You are viewing a plain text version of this content. The canonical link for it is here.
Posted to dev@lucene.apache.org by "Vitaliy Zhovtyuk (JIRA)" <ji...@apache.org> on 2014/08/05 22:51:14 UTC
[jira] [Updated] (SOLR-3881) frequent OOM in
LanguageIdentifierUpdateProcessor
[ https://issues.apache.org/jira/browse/SOLR-3881?page=com.atlassian.jira.plugin.system.issuetabpanels:all-tabpanel ]
Vitaliy Zhovtyuk updated SOLR-3881:
-----------------------------------
Attachment: SOLR-3881.patch
About moving concatFields() to the tika language identifier: I think the way to go is just move the whole method there, then change the detectLanguage() method to take the SolrInputDocument instead of a String. You don't need to carry over the field[] parameter from concatFields(), since data member inputFields will be accessible everywhere it's needed.
[VZ] This call looks more cleaner now, i changed inputFields to private now to reduce visibility scope
I should have mentioned previously: I don't like the maxAppendSize and maxTotalAppendSize names - "size" is ambiguous (could refer to bytes, chars, whatever), and "append" refers to an internal operation... I'd like to see "append"=>"field value" and "size"=>"chars": maxFieldValueChars, and maxTotalChars (since appending doesn't need to be mentioned for the global limit).

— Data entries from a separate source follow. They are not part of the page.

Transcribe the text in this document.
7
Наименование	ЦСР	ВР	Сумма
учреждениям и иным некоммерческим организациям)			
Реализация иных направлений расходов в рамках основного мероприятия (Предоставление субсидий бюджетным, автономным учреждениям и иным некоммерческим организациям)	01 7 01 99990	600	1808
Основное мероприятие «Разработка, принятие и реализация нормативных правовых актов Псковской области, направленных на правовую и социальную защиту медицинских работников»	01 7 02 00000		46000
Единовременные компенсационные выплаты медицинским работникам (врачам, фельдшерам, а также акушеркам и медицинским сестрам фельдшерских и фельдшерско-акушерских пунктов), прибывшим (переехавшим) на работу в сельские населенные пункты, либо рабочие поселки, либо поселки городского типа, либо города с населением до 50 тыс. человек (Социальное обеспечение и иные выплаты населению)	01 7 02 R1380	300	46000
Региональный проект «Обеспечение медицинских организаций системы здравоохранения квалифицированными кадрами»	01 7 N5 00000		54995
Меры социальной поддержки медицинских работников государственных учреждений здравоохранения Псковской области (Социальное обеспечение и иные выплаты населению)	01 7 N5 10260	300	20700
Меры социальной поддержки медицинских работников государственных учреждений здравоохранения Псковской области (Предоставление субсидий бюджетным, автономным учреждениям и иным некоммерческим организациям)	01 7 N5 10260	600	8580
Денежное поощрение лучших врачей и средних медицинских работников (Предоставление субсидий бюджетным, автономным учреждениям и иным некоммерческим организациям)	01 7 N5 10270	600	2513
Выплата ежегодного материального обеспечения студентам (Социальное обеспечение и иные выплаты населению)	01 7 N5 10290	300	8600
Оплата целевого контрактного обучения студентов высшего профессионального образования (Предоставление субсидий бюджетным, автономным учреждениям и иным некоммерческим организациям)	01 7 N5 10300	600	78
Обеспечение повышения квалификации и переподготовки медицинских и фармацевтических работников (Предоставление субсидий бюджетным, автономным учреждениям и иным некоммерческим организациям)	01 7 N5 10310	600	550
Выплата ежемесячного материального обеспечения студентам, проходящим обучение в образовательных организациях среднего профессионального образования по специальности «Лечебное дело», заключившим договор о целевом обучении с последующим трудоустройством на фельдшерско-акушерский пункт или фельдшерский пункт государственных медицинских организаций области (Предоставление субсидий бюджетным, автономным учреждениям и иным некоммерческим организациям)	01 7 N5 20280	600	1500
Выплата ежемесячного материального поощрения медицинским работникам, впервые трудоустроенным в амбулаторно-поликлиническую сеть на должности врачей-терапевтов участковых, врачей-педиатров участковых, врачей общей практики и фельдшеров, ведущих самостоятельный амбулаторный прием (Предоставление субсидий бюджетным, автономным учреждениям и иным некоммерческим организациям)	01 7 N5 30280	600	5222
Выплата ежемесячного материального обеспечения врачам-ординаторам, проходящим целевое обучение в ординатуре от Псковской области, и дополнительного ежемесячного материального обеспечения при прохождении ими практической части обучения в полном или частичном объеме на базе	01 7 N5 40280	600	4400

The same thing goes for the default constants and the test method names.
[VZ] Renamed parameters and test methods
Some minor issues I found with your patch:
As I said previously: "We should also set default maxima for both per-value and total chars, rather than MAX_INT, as in the current patch."
The total chars default should be its own setting; I was thinking we could make it double the per-value default?
[VZ] added default value to maxTotalChars and changed both to 10K like in com.cybozu.labs.langdetect.Detector.maxLength
It's better not to reorder import statements unless you're already making significant changes to them; it distracts from the meat of the change. (You reordered them in LangDetectLanguageIdentifierUpdateProcessor and LanguageIdentifierUpdateProcessorFactoryTestCase)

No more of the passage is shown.